Dans la Bible, la création n’est pas du tout la causalité, surtout pas la causalité. Le mot de "création" y est pensé, non à partir de la fabrication, mais à partir de la garde. Pourquoi ? Parce que nous sommes des techniciens qui fabriquons, tandis que le support culturel de nos Écritures, c’est le cultivateur qui cultive et le berger qui garde, ce cultivateur n'était pas à l’ère industrielle, et ça a une grande importance. En particulier, ça a de l’importance en ce que ce qui a quelque chance d’être dominant dans ces cultures, c’est le soin : on soigne le jardin et on soigne l’animal. Pour le cultivateur, ça suppose par ailleurs qu’il est attentif à deux choses : la déposition des semences et le soin de la croissance, des semailles jusqu’à la moisson. Prendre conscience de cela, ça fait apercevoir que les articulations majeures, même celles de la grammaire et de la philosophie, sont différentes dans l’un et l’autre cas (la fabrication et le soin).
Pour ce qui constitue la tradition évoquée dans la Bible – qui n’est pas notre tradition d’Occident –, le mot de "création" invoque deux moments : il y a d'abord l’œuvre des six jours qui est le moment de déposition des semences ; cette œuvre "cesse" le septième jour, mais le septième jour commence une autre œuvre qui est l’œuvre de la croissance. Le Dieu donne la semence et là, ce n’est pas de la fabrication c’est de la donation, et il a ensuite la charge de faire croître ce qu’il a semé ; et toute l’histoire du monde est dans le septième jour. Je pourrais citer les lieux de Paul et de Jean qui touchent à ces choses, je ne fais qu'indiquer[1]...

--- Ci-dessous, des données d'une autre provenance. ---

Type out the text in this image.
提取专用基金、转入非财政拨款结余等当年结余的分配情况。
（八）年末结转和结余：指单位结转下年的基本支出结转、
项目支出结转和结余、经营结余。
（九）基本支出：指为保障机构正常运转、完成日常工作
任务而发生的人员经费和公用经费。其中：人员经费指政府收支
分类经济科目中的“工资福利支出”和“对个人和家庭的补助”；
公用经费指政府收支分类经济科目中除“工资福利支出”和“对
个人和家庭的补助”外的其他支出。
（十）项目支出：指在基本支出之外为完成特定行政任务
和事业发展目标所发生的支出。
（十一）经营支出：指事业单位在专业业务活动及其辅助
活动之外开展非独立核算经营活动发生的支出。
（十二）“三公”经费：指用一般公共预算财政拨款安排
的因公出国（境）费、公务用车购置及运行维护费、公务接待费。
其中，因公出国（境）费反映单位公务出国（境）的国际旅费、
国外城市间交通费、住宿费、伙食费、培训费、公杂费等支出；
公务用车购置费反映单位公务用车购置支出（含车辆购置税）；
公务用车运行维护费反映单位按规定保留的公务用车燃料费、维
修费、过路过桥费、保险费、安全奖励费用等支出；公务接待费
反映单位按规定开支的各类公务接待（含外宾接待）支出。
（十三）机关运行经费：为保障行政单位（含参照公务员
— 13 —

Donc, nous sommes dans un registre tout différent du registre de la fabrication. Historiquement la notion de création ex nihilo et le fait que la distinction première soit la distinction du créé et de l’incréé, cela n’est pas du tout présent à l'origine, cela se manifeste au début du IIIe siècle. Cette précompréhension et cette distinction du créé et de l’incréé, au sens où nous l’entendons n’appartient pas aux Écritures proprement dites. Il faut prendre conscience que le mot de "création" dit cela dans notre langage et dans notre théologie classique, mais pas dans les Écritures.
Cependant le mot "création" a un autre usage dans notre langage dont il faut prendre acte, qui est d’être employé dans le champ artistique, et ça peut être intéressant à la mesure où nous ne considérons pas l’artiste lui-même comme un fabricant, ce que sournoisement néanmoins nous sommes tentés de faire.
► En fait, ma question était en rapport avec la notion d’avoir-à-être, de ce qui nous est donné d’avoir-à-être et donc, qu’est-ce que cela qui est donné par... Je ne sais pas... Par Dieu mettons ! Est-ce que cet avoir-à-être participe de la "création" divine ?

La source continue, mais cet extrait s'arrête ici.